How Apartment Life went remote without sacrificing community

Sean Bailey is National Vice President, Customer Experience, for Apartment Life.
Impact

As a nonprofit working in the multifamily space, Apartment Life’s purpose is to turn residents into neighbors.

The model is simple: partner with apartment owners to create opportunities for meaningful connections among residents within their communities. The result is an increased sense of community, which is good for people and for business because if residents love where they live, they’ll stay longer.

National Vice President for Customer Experience Sean Bailey began using Marco Polo informally with his former Florida-based team in early 2020 because they wanted to connect more closely with their coordinators.

Coordinators, who plan events and generate hospitality in each community, play a vital role in the organization, and their success is pivotal to the success of Apartment Life’s endeavors as a whole. Marco Polo helped Sean and his team get in front of them more personally and conveniently.

“Organizationally, Marco Polo wasn’t a mandate, it was just hey, let’s try this,” Sean says. “And then Covid happened.”

Large-scale: Easing the adjustment to remote work

In keeping with its purpose, Apartment Life’s internal work ethos centers on relationships.

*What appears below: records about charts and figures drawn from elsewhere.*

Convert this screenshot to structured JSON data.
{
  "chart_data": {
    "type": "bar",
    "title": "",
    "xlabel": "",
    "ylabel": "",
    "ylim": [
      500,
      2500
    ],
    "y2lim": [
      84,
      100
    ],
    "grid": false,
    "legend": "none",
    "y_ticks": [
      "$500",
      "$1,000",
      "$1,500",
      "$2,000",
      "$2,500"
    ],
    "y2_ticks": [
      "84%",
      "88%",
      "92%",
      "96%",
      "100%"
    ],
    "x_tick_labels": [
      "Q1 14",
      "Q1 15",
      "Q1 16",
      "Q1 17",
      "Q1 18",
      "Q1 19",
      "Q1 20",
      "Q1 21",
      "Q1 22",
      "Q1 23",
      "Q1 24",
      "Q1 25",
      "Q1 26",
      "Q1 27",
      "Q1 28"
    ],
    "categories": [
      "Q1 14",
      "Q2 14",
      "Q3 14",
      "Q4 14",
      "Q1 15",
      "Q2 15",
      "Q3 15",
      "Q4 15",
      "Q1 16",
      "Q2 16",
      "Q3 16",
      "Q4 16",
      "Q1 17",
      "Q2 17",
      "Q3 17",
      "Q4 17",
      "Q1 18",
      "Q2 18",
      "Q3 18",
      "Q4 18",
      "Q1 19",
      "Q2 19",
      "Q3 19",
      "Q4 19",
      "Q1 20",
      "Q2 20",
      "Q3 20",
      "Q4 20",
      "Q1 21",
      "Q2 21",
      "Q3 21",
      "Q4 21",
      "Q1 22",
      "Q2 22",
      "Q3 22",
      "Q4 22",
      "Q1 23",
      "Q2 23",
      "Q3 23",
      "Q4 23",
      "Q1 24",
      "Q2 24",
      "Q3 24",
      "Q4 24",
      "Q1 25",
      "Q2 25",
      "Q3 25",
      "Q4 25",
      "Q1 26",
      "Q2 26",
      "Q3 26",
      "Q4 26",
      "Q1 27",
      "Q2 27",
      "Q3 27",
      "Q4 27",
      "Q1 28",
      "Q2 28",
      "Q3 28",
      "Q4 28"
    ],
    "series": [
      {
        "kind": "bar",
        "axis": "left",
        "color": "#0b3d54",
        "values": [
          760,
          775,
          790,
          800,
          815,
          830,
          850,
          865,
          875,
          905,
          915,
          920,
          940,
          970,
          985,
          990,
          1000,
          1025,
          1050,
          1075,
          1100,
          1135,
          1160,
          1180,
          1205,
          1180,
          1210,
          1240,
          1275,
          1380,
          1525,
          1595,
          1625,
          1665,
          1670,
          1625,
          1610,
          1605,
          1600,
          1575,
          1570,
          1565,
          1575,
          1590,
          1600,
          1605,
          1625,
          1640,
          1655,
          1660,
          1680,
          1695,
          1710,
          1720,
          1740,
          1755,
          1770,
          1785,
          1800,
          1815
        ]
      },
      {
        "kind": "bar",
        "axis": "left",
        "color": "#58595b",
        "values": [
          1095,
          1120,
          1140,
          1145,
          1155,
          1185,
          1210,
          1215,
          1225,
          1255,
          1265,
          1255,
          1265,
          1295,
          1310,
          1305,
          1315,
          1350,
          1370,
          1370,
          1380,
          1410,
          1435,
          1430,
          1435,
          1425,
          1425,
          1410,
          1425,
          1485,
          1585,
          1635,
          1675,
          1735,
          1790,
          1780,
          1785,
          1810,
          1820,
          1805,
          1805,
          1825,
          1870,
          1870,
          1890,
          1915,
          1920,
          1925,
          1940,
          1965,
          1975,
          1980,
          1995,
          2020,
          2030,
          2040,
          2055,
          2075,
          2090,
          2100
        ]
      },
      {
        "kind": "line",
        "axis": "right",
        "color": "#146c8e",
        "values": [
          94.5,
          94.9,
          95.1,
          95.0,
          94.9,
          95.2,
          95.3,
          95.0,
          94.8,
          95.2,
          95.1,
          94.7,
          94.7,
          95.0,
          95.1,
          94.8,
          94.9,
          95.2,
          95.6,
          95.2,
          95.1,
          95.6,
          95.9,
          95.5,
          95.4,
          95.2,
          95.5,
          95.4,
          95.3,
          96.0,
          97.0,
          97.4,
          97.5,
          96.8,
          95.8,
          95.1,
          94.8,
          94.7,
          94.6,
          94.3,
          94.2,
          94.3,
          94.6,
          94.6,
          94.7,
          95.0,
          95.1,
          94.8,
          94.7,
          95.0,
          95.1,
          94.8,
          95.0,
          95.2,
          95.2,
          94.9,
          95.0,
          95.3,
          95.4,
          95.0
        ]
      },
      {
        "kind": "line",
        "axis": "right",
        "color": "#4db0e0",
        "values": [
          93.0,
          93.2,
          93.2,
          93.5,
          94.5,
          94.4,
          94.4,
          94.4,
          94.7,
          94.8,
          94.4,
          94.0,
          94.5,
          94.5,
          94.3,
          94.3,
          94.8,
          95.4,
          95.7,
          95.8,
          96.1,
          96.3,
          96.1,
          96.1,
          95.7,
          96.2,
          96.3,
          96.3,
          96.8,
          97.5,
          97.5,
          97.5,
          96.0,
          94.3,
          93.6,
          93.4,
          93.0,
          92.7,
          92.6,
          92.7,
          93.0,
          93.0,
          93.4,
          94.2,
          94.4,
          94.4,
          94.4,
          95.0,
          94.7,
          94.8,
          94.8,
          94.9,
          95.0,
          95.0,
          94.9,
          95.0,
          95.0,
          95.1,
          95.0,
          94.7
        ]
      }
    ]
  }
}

When Covid hit, leadership understood the necessity to go fully remote but feared that doing so would wear on the organization’s culture.

To connect staff on a large scale, leaders began holding quarterly town hall meetings over Zoom. They were great for getting information across to the entire team, but they felt a little formal, with less than ideal opportunity for interaction.

Marco Polo re-emerged as a way to connect in a way that better reflected the organization’s values of being real, caring, and playful. Members of the leadership team started rotating a Monday Polo to everyone on staff in which they reflected on Apartment Life’s values, purpose, and goals. Everyone was able to join the discussion and feel involved in where the organization was headed.

“Marco Polo became a great way for us to get ideas out there so that everybody felt like they had a voice,” Sean says.

"This morning, I went for a walk with my dog and caught up on Polos for work. Things that would have taken me an hour or two worth of Zoom calls now take me 15 minutes."

Keeping teams balanced, connected, and on track with Marco Polo groups

Smaller groups also began using Marco Polo to collaborate. Sean manages teams in client relations and recruiting, and to keep things clean and organized, they’ve created different Marco Polo groups for different topics, from conference planning to strategizing client coverage to informal brainstorming sessions.

New employees are also added to two or three groups where they can ask onboarding questions and get to know staff and leaders working in similar areas.

Given that Apartment Life operates in all four North American time zones and the U.K., team members find that connecting over Marco Polo on their own time helps create an enjoyable balance.

“We very much value spending time with the family and not overloading on work,” Sean says. “This morning, I went for a walk with my dog and caught up on Polos for work. Things that would have taken me an hour or two worth of Zoom calls now take me 15 minutes.”

Two years in and thriving remotely

As of spring 2022, Apartment Life is fully and happily remote, with 122 staff members and more than 1,000 coordinators using Marco Polo to help fulfill their mission.

“We have no office facilities anymore, we all work remotely, and that’s because of the help of Marco Polo,” he says.